Tesla (TSLA.O) intends to keep production at its Shanghai plant at around 93% of capacity through the end of 2022, despite a recent upgrade, two people familiar with the matter said, in a rare move for the U.S. electric vehicles maker.
Since the plant was established in its second biggest market in late 2019, Tesla has aimed at running the plant in China’s commercial hub at full capacity, and recently improved its weekly output by 30%, to a maximum of 22,000 vehicles.
The sources, who spoke on condition they were not named as the matter is confidential, did not give a reason for the decision not to run the facility at full tilt, though one said the figure was smaller than he anticipated.
Tesla failed to instantly respond to a request for comment on Tuesday.

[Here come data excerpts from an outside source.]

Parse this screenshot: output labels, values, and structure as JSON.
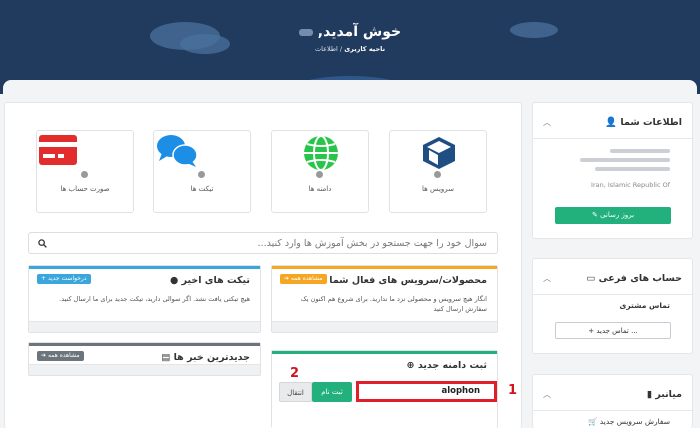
{
  "header": {
    "title": "خوش آمدید,",
    "crumb_current": "ناحیه کاربری",
    "crumb_home": "اطلاعات",
    "crumb_sep": "/"
  },
  "tiles": [
    {
      "label": "سرویس ها",
      "icon": "cube-icon"
    },
    {
      "label": "دامنه ها",
      "icon": "globe-icon"
    },
    {
      "label": "تیکت ها",
      "icon": "chat-bubbles-icon"
    },
    {
      "label": "صورت حساب ها",
      "icon": "credit-card-icon"
    }
  ],
  "search": {
    "placeholder": "سوال خود را جهت جستجو در بخش آموزش ها وارد کنید..."
  },
  "cards": {
    "products": {
      "title": "محصولات/سرویس های فعال شما",
      "badge": "مشاهده همه",
      "body": "انگار هیچ سرویس و محصولی نزد ما ندارید. برای شروع هم اکنون یک سفارش ارسال کنید"
    },
    "tickets": {
      "title": "تیکت های اخیر",
      "badge": "درخواست جدید",
      "body": "هیچ تیکتی یافت نشد. اگر سوالی دارید، تیکت جدید برای ما ارسال کنید."
    },
    "news": {
      "title": "جدیدترین خبر ها",
      "badge": "مشاهده همه"
    },
    "domain": {
      "title": "ثبت دامنه جدید",
      "input_value": "alophon",
      "register": "ثبت نام",
      "transfer": "انتقال"
    }
  },
  "markers": {
    "one": "1",
    "two": "2"
  },
  "sidebar": {
    "info": {
      "title": "اطلاعات شما",
      "country": "Iran, Islamic Republic Of",
      "update": "بروز رسانی"
    },
    "subaccounts": {
      "title": "حساب های فرعی",
      "contact": "تماس مشتری",
      "new_contact": "تماس جدید ..."
    },
    "shortcuts": {
      "title": "میانبر",
      "order": "سفارش سرویس جدید"
    }
  },
  "colors": {
    "accent_green": "#22b07d",
    "accent_orange": "#f5a623",
    "accent_blue": "#3aa6dc",
    "accent_grey": "#6c757d",
    "marker_red": "#e01f2a",
    "header_bg": "#213b5e"
  }
}
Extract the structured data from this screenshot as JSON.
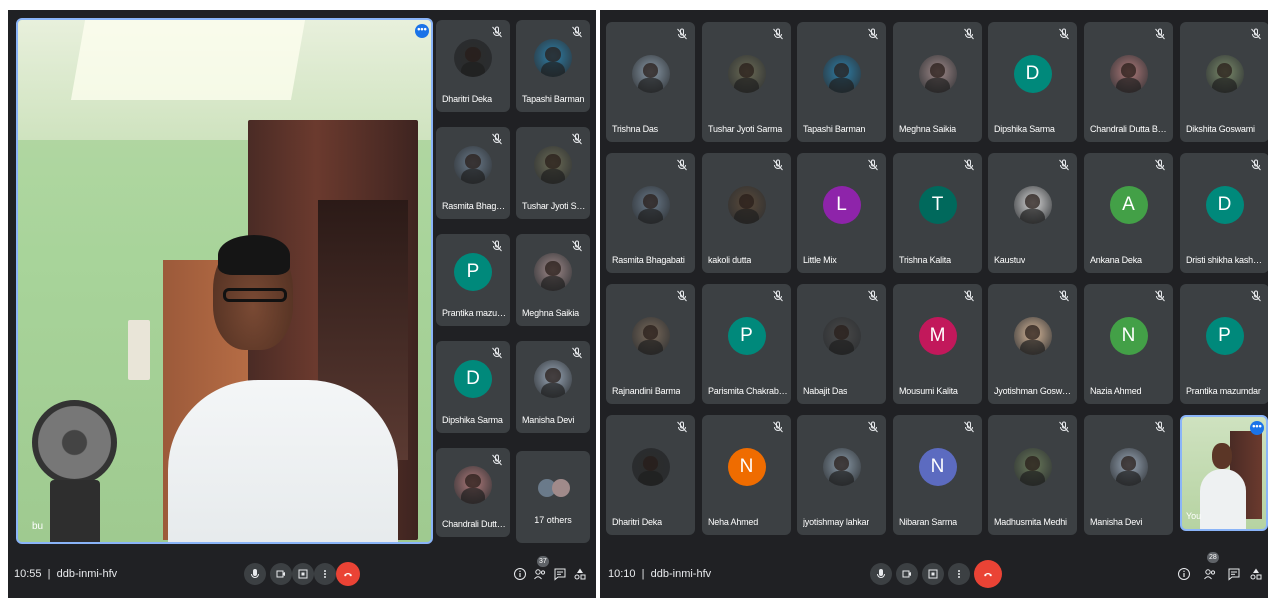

However, the company’s moves come at a time of increased competition from domestic manufacturers of electric vehicles (EV) in a rapidly slowing economy, as consumption drops amid strict COVID-19 restrictions.
The upgraded plant can manufacture 8,000 Model 3s and 14,000 Model Ys, the sources added. Tesla has attempted to keep it running at full capacity, except during the upgrade and a city-wide COVID-19 lockdown for two months in 2022.
Now Tesla intends to produce 20,500 units a week for the remainder of the year, for 7,500 Model 3s and 13,000 Model Ys, the sources said. Tesla’s China sales rose almost 60% in the first eight months of 2022, according to figures from the China Passenger Car Association.
But that pace is much slower than the overall market for new energy vehicles over the same period, which saw sales grow more than twice.
Since August, the company has reduced delivery waiting time in China at least four times, to a minimum of a week now, as well as offering a refund of 8,000 yuan ($1,100) to buyers of Tesla insurance who receive delivery between Sept. 16 and 30.
Analysts have said the moves are seeking to confirm more orders.
In the coming few months, high competition is expected to deepen a price war among EV makers, said Shi Ji, an analyst at China Merchants Bank International.
Tesla sold 60% of its China-made cars in the domestic market during the first eight months, and sold the rest to overseas markets such as Europe, Japan, Australia, and Singapore.